SPLGO backlash: New law termed ‘fourth’ attack on Sindh’s sovereignty

Speakers at a conference slam government move ‘to divide province’.


Our Correspondent October 07, 2012

HYDERABAD: The new local government system has been termed the fourth major attack on Sindh’s unity and autonomy since the country gained independence.

“It reminds us of July 1948 when the Sindh Assembly was shifted to Hyderabad and Karachi was separated from Sindh,” said Barrister Zamir Ghumro. The One-Unit system and the local bodies introduced by Pervez Musharraf in 2001 were referred to as the other attacks on the province’s sovereignty.

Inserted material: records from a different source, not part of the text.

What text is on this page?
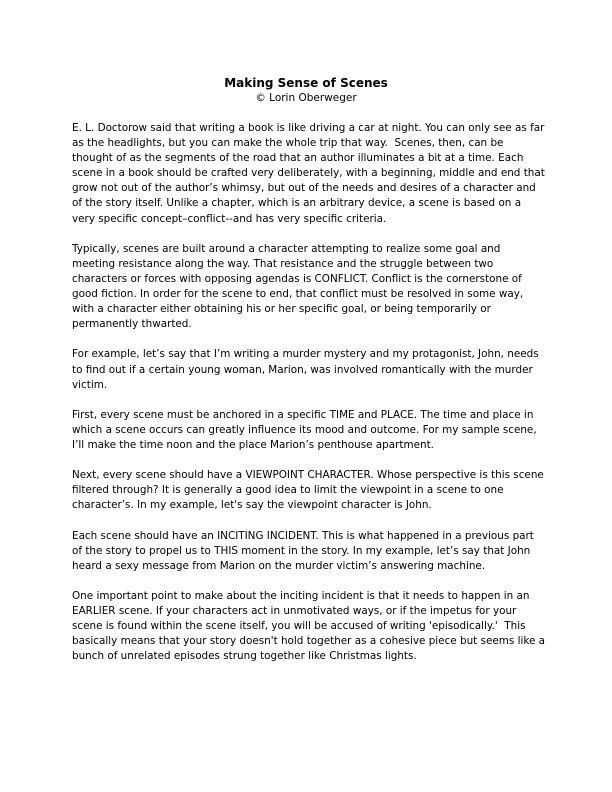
Making Sense of Scenes
© Lorin Oberweger

E. L. Doctorow said that writing a book is like driving a car at night. You can only see as far as the headlights, but you can make the whole trip that way.  Scenes, then, can be thought of as the segments of the road that an author illuminates a bit at a time. Each scene in a book should be crafted very deliberately, with a beginning, middle and end that grow not out of the author’s whimsy, but out of the needs and desires of a character and of the story itself. Unlike a chapter, which is an arbitrary device, a scene is based on a very specific concept–conflict--and has very specific criteria.

Typically, scenes are built around a character attempting to realize some goal and meeting resistance along the way. That resistance and the struggle between two characters or forces with opposing agendas is CONFLICT. Conflict is the cornerstone of good fiction. In order for the scene to end, that conflict must be resolved in some way, with a character either obtaining his or her specific goal, or being temporarily or permanently thwarted.

For example, let’s say that I’m writing a murder mystery and my protagonist, John, needs to find out if a certain young woman, Marion, was involved romantically with the murder victim.

First, every scene must be anchored in a specific TIME and PLACE. The time and place in which a scene occurs can greatly influence its mood and outcome. For my sample scene, I’ll make the time noon and the place Marion’s penthouse apartment.

Next, every scene should have a VIEWPOINT CHARACTER. Whose perspective is this scene filtered through? It is generally a good idea to limit the viewpoint in a scene to one character’s. In my example, let's say the viewpoint character is John.

Each scene should have an INCITING INCIDENT. This is what happened in a previous part of the story to propel us to THIS moment in the story. In my example, let’s say that John heard a sexy message from Marion on the murder victim’s answering machine.

One important point to make about the inciting incident is that it needs to happen in an EARLIER scene. If your characters act in unmotivated ways, or if the impetus for your scene is found within the scene itself, you will be accused of writing 'episodically.'  This basically means that your story doesn't hold together as a cohesive piece but seems like a bunch of unrelated episodes strung together like Christmas lights.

As the reaction against the ordinance continued for the sixth day, speakers at a conference organised by the Aurat Foundation were of the view that the system reminded them of the past injustices done to the province. The protests led by the opposition parties in the Sindh Assembly and nationalist leaders have been joined in by writers, intellectuals and other civil society members.

The 2012 ordinance has handed over 40 of the 43 portfolios of the provincial government to the Karachi Metropolitan Corporation, said Ghumro. “Primary education, literacy, health, civil defence, fisheries, culture, excise, housing, transport, law and order, land revenue, energy and others will all be controlled by those who should only be managing drainage, sanitation and cleanliness.”

Section 39 of the Sindh Peoples Local Government Ordinance, 2012, gives authority to the metropolitan corporation of Karachi over district councils on revenue record, environment, zoning, housing and creating markets among others. “[However] the district councils under the four other metropolitan corporations have not been given the same authority,” the lawyer contended.

PML-F’s MPA Nusrat Sehar Abbassi, who vociferously led the protesting members in the Sindh Assembly, slammed the Pakistan Peoples Party for conspiring to divide Sindh. “In the past, attacks on Sindh’s unity came from non-Sindhis. It is for the first time that Sindh’s elected representatives are bent upon dividing their motherland,” the MPA lamented.

MPA Marvi Rashdi alleged that the new system makes the mayor stronger than the chief minister as the latter can be sacked through a majority vote in the assembly but the former will go only after completing his term.

Meanwhile, while nationalist leader Dr Qadir Magsi has set up a hunger strike camp in Qasimabad, Hyderabad, PPP Senator Aajiz Dhamrah warned the nationalists to desist from their mudslinging campaign against the ruling party’s leadership.

Sindhi poets protest

On Saturday, Sindhi writers and poets among others gathered outside the Karachi Press Club to condemn the newly passed ordinance, alleging that it has created a state within the states of the province.

They claimed that the law has created chaos and conflicts in Sindh, adding that the government has destroyed the governance, social and economic sectors in the name of reconciliation.

Published in The Express Tribune, October 8th, 2012.